The trafficking of nuclear materials and technologies related to nuclear weapons is a growing threat, experts said Thursday at the 6th annual Nuclear Deterrence Summit, but they said there are numerous ways to try to mitigate — if not eliminate — the problem.
David Albright, president of the Institute for Science and International Security, and Will Tobey, senior fellow at the Belfer Center for Science & International Affairs, identified some of the supply chains for illicit trafficking that could lead to proliferation of nuclear weapons in countries such as Iran and among terrorists and “non-state actors.”
“I think it’s a worsening problem,” said Albright, whose institute released a report in October that addressed the future concerns.
Over the next 5 to 10 years, black market trading is likely to be conducted by several nations seeking nuclear weapons or wanting to maintain existing weapon arsenals or capabilities, Albright said.
Tobey said there have been about 20 known thefts of highly enriched uranium or plutonium, the nuclear materials that can be used to make a nuclear weapon. The good news is that those materials were later seized by authorities, but the bad news is that the places from which they were stolen – mostly bulk-processing facilities – didn’t know the nuclear materials were gone until after they’d been recovered.
Iran, North Korea and Pakistan are associated with many the nuclear smuggling efforts, but there are other areas of future concerns, according to Albright.

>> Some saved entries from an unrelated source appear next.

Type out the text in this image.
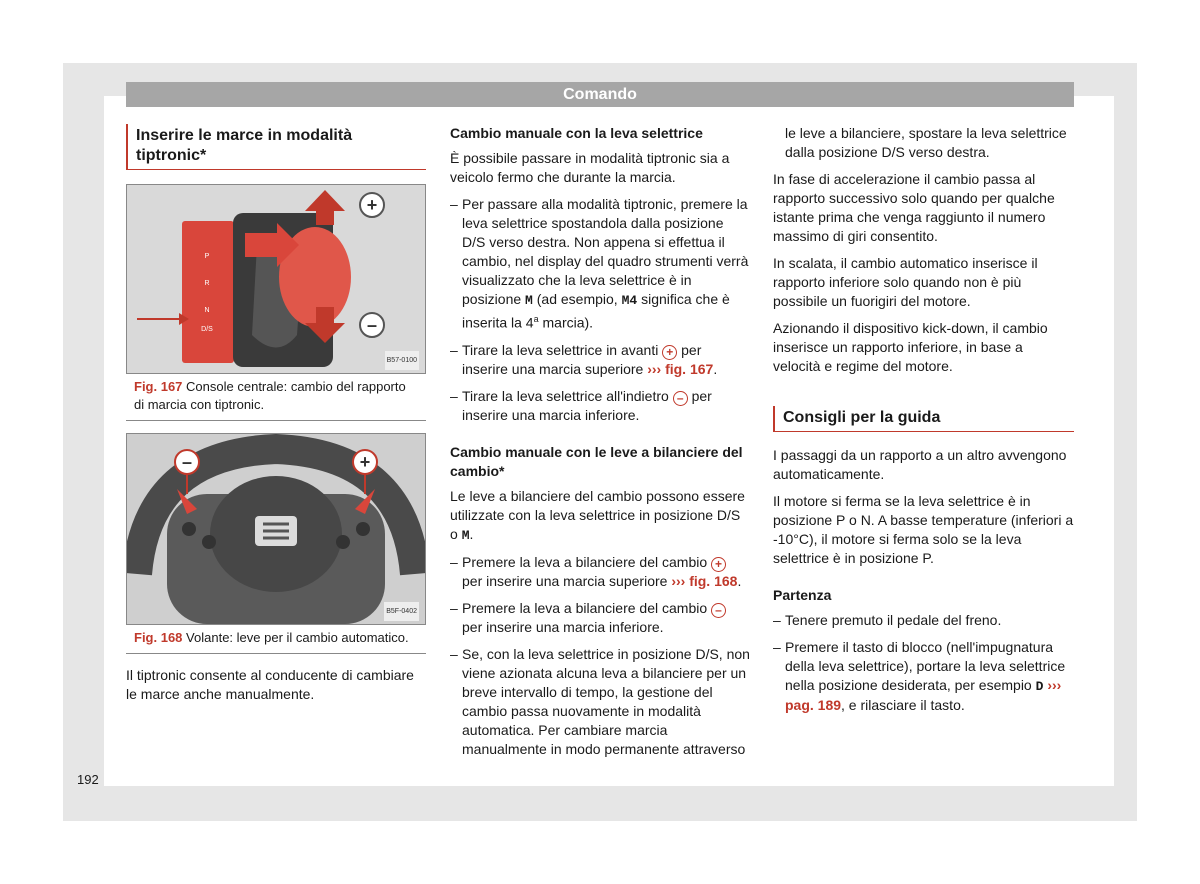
Comando
Inserire le marce in modalità tiptronic*
+
–
P
R
N
D/S
B57-0100
Fig. 167 Console centrale: cambio del rapporto di marcia con tiptronic.
–	+
B5F-0402
Fig. 168 Volante: leve per il cambio automatico.

Il tiptronic consente al conducente di cambiare le marce anche manualmente.

Cambio manuale con la leva selettrice

È possibile passare in modalità tiptronic sia a veicolo fermo che durante la marcia.

– Per passare alla modalità tiptronic, premere la leva selettrice spostandola dalla posizione D/S verso destra. Non appena si effettua il cambio, nel display del quadro strumenti verrà visualizzato che la leva selettrice è in posizione M (ad esempio, M4 significa che è inserita la 4$^a$ marcia).
– Tirare la leva selettrice in avanti + per inserire una marcia superiore ››› fig. 167.
– Tirare la leva selettrice all'indietro – per inserire una marcia inferiore.
Cambio manuale con le leve a bilanciere del cambio*

Le leve a bilanciere del cambio possono essere utilizzate con la leva selettrice in posizione D/S o M.

– Premere la leva a bilanciere del cambio + per inserire una marcia superiore ››› fig. 168.
– Premere la leva a bilanciere del cambio – per inserire una marcia inferiore.
– Se, con la leva selettrice in posizione D/S, non viene azionata alcuna leva a bilanciere per un breve intervallo di tempo, la gestione del cambio passa nuovamente in modalità automatica. Per cambiare marcia manualmente in modo permanente attraverso

le leve a bilanciere, spostare la leva selettrice dalla posizione D/S verso destra.

In fase di accelerazione il cambio passa al rapporto successivo solo quando per qualche istante prima che venga raggiunto il numero massimo di giri consentito.

In scalata, il cambio automatico inserisce il rapporto inferiore solo quando non è più possibile un fuorigiri del motore.

Azionando il dispositivo kick-down, il cambio inserisce un rapporto inferiore, in base a velocità e regime del motore.

Consigli per la guida

I passaggi da un rapporto a un altro avvengono automaticamente.

Il motore si ferma se la leva selettrice è in posizione P o N. A basse temperature (inferiori a -10°C), il motore si ferma solo se la leva selettrice è in posizione P.

Partenza
– Tenere premuto il pedale del freno.
– Premere il tasto di blocco (nell'impugnatura della leva selettrice), portare la leva selettrice nella posizione desiderata, per esempio D ››› pag. 189, e rilasciare il tasto.
192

Unless they step up their efforts to control exports, Hong Kong, India, Southeast Asia, Turkey, Brazil, Argentina, Russia and portions of Eastern Europe could become suppliers of concern, he said.
The potential proliferation of nuclear weapons is not just about uranium and plutonium, but lots of technologies – some of them quite sophisticated with multiple purposes — that can be used to process materials or otherwise adapted for use in the development of bombs.
The speakers identified China as a major supplier to Iran and elsewhere, sometimes serving as a conduit for export-controlled equipment manufactured in the United States and other countries.
If Iran purchases this equipment, it is probably violating multiple laws, but they said there’s not enough enforcement or consequences for those who’re identified as participants in illegal trades.
Tobey said the nuclear trafficking threat today is a lot different than it was 30 to 40 years ago.
Now there are terrorists bent on wholesale destruction – as much as they can – and there is widespread dissemination of basic nuclear-weapons-related knowledge via the Internet, he said. You no longer have to go to a library and check out a book, he said.
There also has been a spread of technological expertise, and sophisticated export-controlled parts can now be manufactured anywhere there’s room for a precision computer-aided manufacturing machine, Tobey said. He referenced a plant in Malaysia that was used to provide parts for the notorious A.Q. Khan network that expanded the worldwide nuclear capabilities.
The Obama administration has made a major push to recover nuclear materials in countries around the world, with some notable successes. As part of National Nuclear Security Administration’s Global Threat Reduction Initiative, more than 1,450 kilograms of highly enriched uranium and plutonium – enough material to make more than 50 nuclear weapons – have been removed from vulnerable sites.
Because of the heavy snowfall in the Washington, D.C. area, summit organizers had to find substitutes for some speakers on Thursday, alter schedules and make changes on the fly. Friday is the final day of the conference, and among those expected to speak are Dan Poneman, the deputy secretary of energy, and Rose Goettemoeller, the State Department’s acting under secretary for arms control and international security, who was scheduled to speak earlier in the week.